This is part of a four-post series detailing how to create—and make the most of—your business plan. Read other posts in the series:
The first time I asked my wife to be a part of building our vision board, she thought it was corny. Most people do. But this stuff works.
When you take time every day (30 seconds or so) to look at it and internalize your commitments, you will be amazed at how many things you can check off in a twelve-month period.
My wife is now a believer because we’ve used it for multiple years and checked off multiple goals and accomplishments.
When your vision board aligns with your business plan and goals, you up your chances of checking off everything on the list. Here’s how to set it up.
Setting up the 3-section vision board
I mention the wife, spouse, or family member because when you build out this vision board, you want to have communication around what it is that you want. There’s a very specific reason you’re going to do that.
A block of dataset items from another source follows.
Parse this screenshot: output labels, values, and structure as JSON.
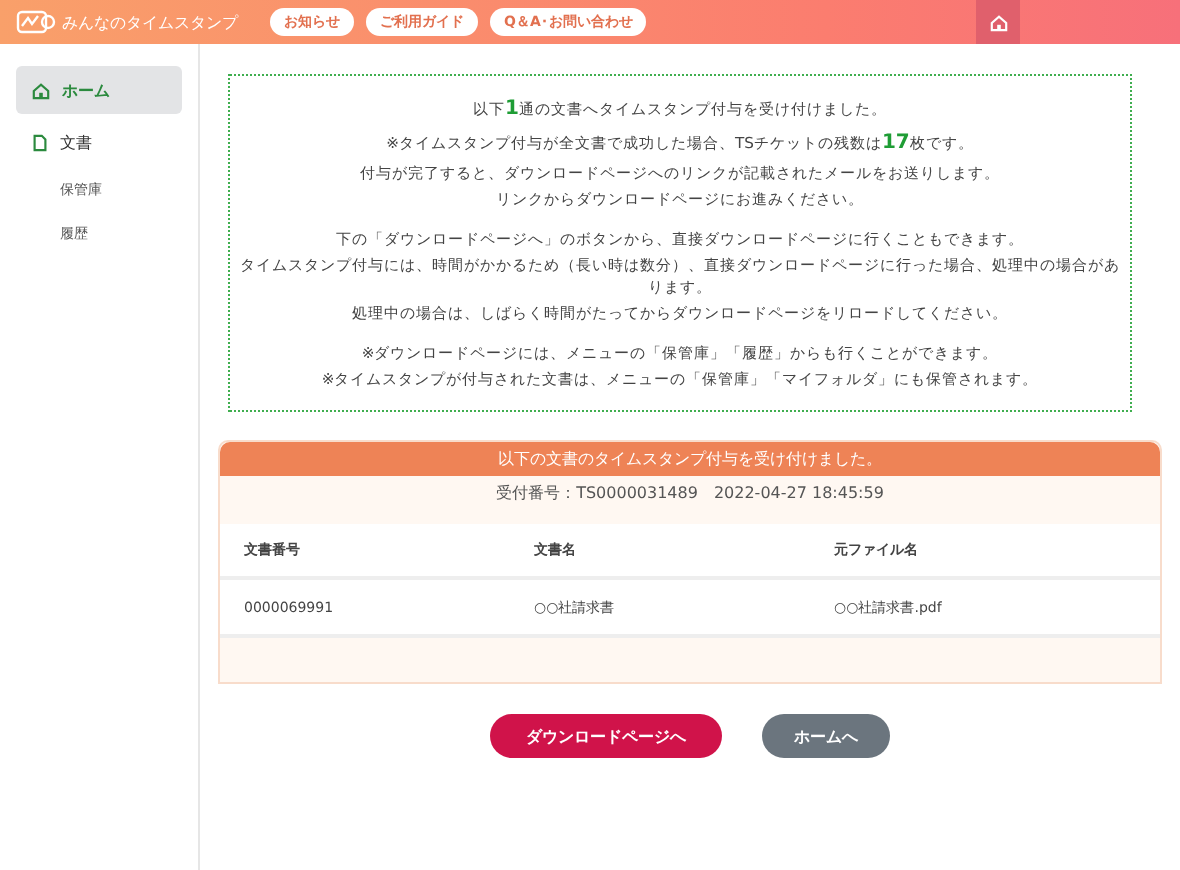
{
  "header": {
    "logo_text": "みんなのタイムスタンプ",
    "nav": [
      "お知らせ",
      "ご利用ガイド",
      "Q＆A･お問い合わせ"
    ]
  },
  "sidebar": {
    "items": [
      {
        "label": "ホーム",
        "kind": "home",
        "selected": true
      },
      {
        "label": "文書",
        "kind": "document",
        "selected": false,
        "children": [
          {
            "label": "保管庫",
            "selected": false
          },
          {
            "label": "履歴",
            "selected": false
          }
        ]
      }
    ]
  },
  "notice": {
    "paragraphs": [
      [
        "以下**1**通の文書へタイムスタンプ付与を受け付けました。",
        "※タイムスタンプ付与が全文書で成功した場合、TSチケットの残数は**17**枚です。",
        "付与が完了すると、ダウンロードページへのリンクが記載されたメールをお送りします。",
        "リンクからダウンロードページにお進みください。"
      ],
      [
        "下の「ダウンロードページへ」のボタンから、直接ダウンロードページに行くこともできます。",
        "タイムスタンプ付与には、時間がかかるため（長い時は数分）、直接ダウンロードページに行った場合、処理中の場合があります。",
        "処理中の場合は、しばらく時間がたってからダウンロードページをリロードしてください。"
      ],
      [
        "※ダウンロードページには、メニューの「保管庫」「履歴」からも行くことができます。",
        "※タイムスタンプが付与された文書は、メニューの「保管庫」「マイフォルダ」にも保管されます。"
      ]
    ]
  },
  "result": {
    "title": "以下の文書のタイムスタンプ付与を受け付けました。",
    "receipt": "受付番号：TS0000031489　2022-04-27 18:45:59",
    "columns": [
      "文書番号",
      "文書名",
      "元ファイル名"
    ],
    "rows": [
      [
        "0000069991",
        "○○社請求書",
        "○○社請求書.pdf"
      ]
    ]
  },
  "buttons": [
    {
      "label": "ダウンロードページへ",
      "kind": "primary"
    },
    {
      "label": "ホームへ",
      "kind": "secondary"
    }
  ]
}
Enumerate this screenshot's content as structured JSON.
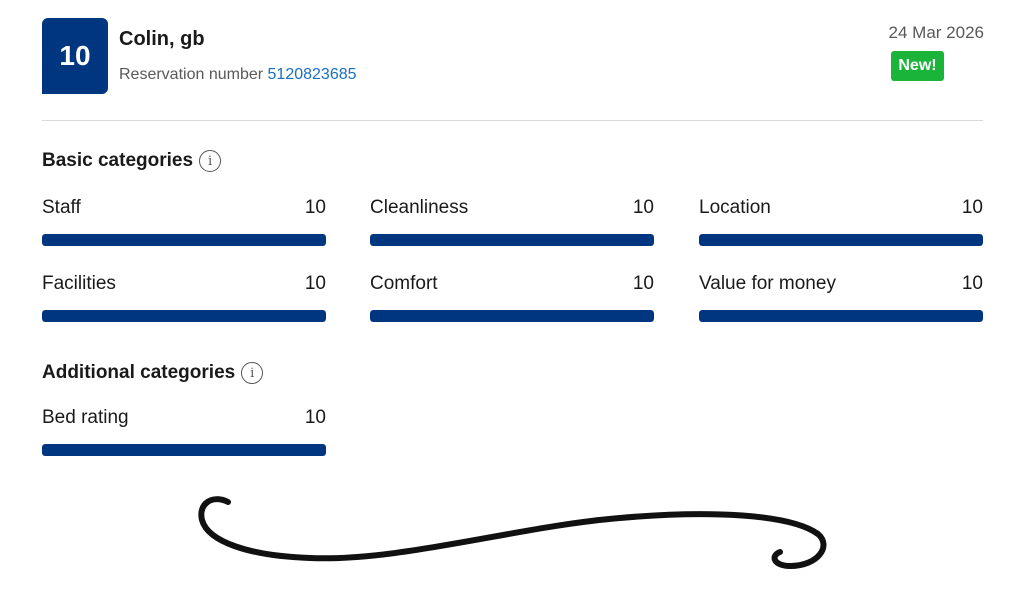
{
  "review": {
    "score": "10",
    "reviewer": "Colin, gb",
    "reservation_label": "Reservation number",
    "reservation_number": "5120823685",
    "date": "24 Mar 2026",
    "badge": "New!"
  },
  "basic": {
    "title": "Basic categories",
    "info_icon": "i",
    "items": [
      {
        "label": "Staff",
        "score": "10",
        "fill": 1.0
      },
      {
        "label": "Cleanliness",
        "score": "10",
        "fill": 1.0
      },
      {
        "label": "Location",
        "score": "10",
        "fill": 1.0
      },
      {
        "label": "Facilities",
        "score": "10",
        "fill": 1.0
      },
      {
        "label": "Comfort",
        "score": "10",
        "fill": 1.0
      },
      {
        "label": "Value for money",
        "score": "10",
        "fill": 1.0
      }
    ]
  },
  "additional": {
    "title": "Additional categories",
    "info_icon": "i",
    "items": [
      {
        "label": "Bed rating",
        "score": "10",
        "fill": 1.0
      }
    ]
  },
  "colors": {
    "brand_blue": "#003580",
    "new_green": "#1bb43b",
    "link_blue": "#1a6fc1"
  }
}
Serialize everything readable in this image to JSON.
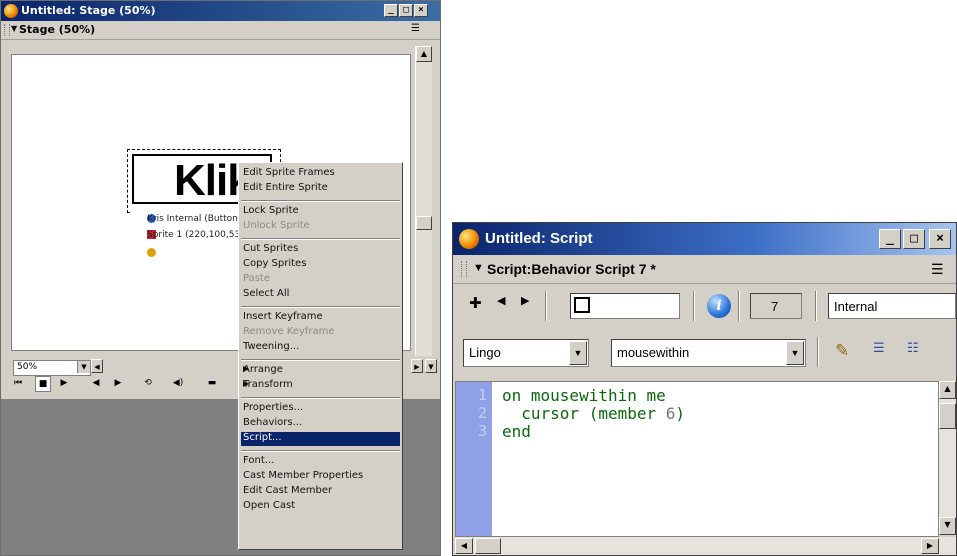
{
  "stage_window": {
    "title": "Untitled: Stage (50%)",
    "panel_title": "Stage (50%)",
    "sprite_text": "Klik",
    "sprite_info": {
      "name": "Kris Internal (Button",
      "coords": "Sprite 1 (220,100,532,3",
      "extra": ""
    },
    "zoom_value": "50%",
    "buttons": {
      "minimize": "_",
      "maximize": "□",
      "close": "×"
    }
  },
  "context_menu": {
    "items": [
      {
        "label": "Edit Sprite Frames",
        "enabled": true
      },
      {
        "label": "Edit Entire Sprite",
        "enabled": true
      },
      {
        "separator": true
      },
      {
        "label": "Lock Sprite",
        "enabled": true
      },
      {
        "label": "Unlock Sprite",
        "enabled": false
      },
      {
        "separator": true
      },
      {
        "label": "Cut Sprites",
        "enabled": true
      },
      {
        "label": "Copy Sprites",
        "enabled": true
      },
      {
        "label": "Paste",
        "enabled": false
      },
      {
        "label": "Select All",
        "enabled": true
      },
      {
        "separator": true
      },
      {
        "label": "Insert Keyframe",
        "enabled": true
      },
      {
        "label": "Remove Keyframe",
        "enabled": false
      },
      {
        "label": "Tweening...",
        "enabled": true
      },
      {
        "separator": true
      },
      {
        "label": "Arrange",
        "enabled": true,
        "submenu": true
      },
      {
        "label": "Transform",
        "enabled": true,
        "submenu": true
      },
      {
        "separator": true
      },
      {
        "label": "Properties...",
        "enabled": true
      },
      {
        "label": "Behaviors...",
        "enabled": true
      },
      {
        "label": "Script...",
        "enabled": true,
        "selected": true
      },
      {
        "separator": true
      },
      {
        "label": "Font...",
        "enabled": true
      },
      {
        "label": "Cast Member Properties",
        "enabled": true
      },
      {
        "label": "Edit Cast Member",
        "enabled": true
      },
      {
        "label": "Open Cast",
        "enabled": true
      }
    ]
  },
  "script_window": {
    "title": "Untitled: Script",
    "panel_title": "Script:Behavior Script 7 *",
    "member_number": "7",
    "cast_name": "Internal",
    "language": "Lingo",
    "handler": "mousewithin",
    "name_field": "",
    "code_lines": [
      {
        "num": "1",
        "text": "on mousewithin me"
      },
      {
        "num": "2",
        "text": "  cursor (member ",
        "arg": "6",
        "tail": ")"
      },
      {
        "num": "3",
        "text": "end"
      }
    ],
    "buttons": {
      "minimize": "_",
      "maximize": "□",
      "close": "×"
    }
  }
}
Before I give you that reason, go ahead and build the three-section vision board, as pictured below. Use a large piece of cardboard or large cardstock paper, and draw a large box with three sections like in the image below:
The Top Section: Your Spouse/Partner/Family
In the top section of your vision board, write down everything your spouse wants and needs over the next 12 months—similar to your must-haves exercise. List everything your spouse wants that you’re willing to help make sure it happens.
This section can also include anything your family wants. If you have kids and want to do things with them or for them, those wants will go in this section—right at the top.
As much as possible, find images that go with the things in this section, like a picture of your favorite vacation spot, the car your spouse wants, or the kind of pet your family wants to adopt when you’re in a position to do so.
Google images for every item listed in this section, print them out and fill your board with those visuals.
The Middle Section: You
The middle section is for you and the personal things you want. Maybe it’s a car for yourself. Maybe it’s a commitment to improving your health. Whatever your personal commitments are, put them here in the middle.
Just as with the first section, Google and print out images that relate to the wants in this section. This makes your wants and needs more visual, makes them feel closer, more real, and more motivating than words alone.
The Bottom Section: The Foundation
This section is the foundation of everything else.
This section will contain all the numbers and money that needs to be generated to support everything you’ve listed in the top two sections.
The foundation piece is so important when you sit down with your spouse and family for your conversation. When you sit down and say, “Hey, what are all the things you want? What is going to change our life if we accomplish it here, and I stay committed in the next 12 months to making it happen?”
Maybe your spouse has a ceiling to their income. You, as a real estate professional, have no ceiling. So, you’re going to ask yourself, “If I stay committed and make all this money, and we get all these things, what’s it going to mean for our life?”
Then, figure out how much time, how much effort, and how much energy you’ve got to put in to make the money and execute on the things you want—and that’s a visual for everybody in the family to see—you can reference it if you run into conflicts along the way.
The vision board begins with communication
This is a changeable plan; it serves you and your family, not the other way around. So, if your spouse tells you they want you home and available more often, you can revisit the vision board to discuss whether it makes sense to remove some items in order to have more family time.
When the foundation is clear about what you’ve got to get done for work, you, your spouse, and your family will know why you’re working X number of hours weekly.
The vision board starts with real and respectful communication between you and the people closest to you. This isn’t just your life. For anything to work—any team, any marriage, any relationship—there’s got to be a fluid and high-level understanding of communication.
This is an opportunity to communicate with your family about what that foundational commitment should look like.
It should be reasonable, too. You can’t say, “I want to go out and make a million dollars this year, and I want to work the Tim Ferriss 4-hour work week.” It doesn’t work that way.
Your foundation—your level of commitment—has to equal the ambitions at the top of that vision board. And when they match up, you will find that you’ll be checking off the items in those first two sections.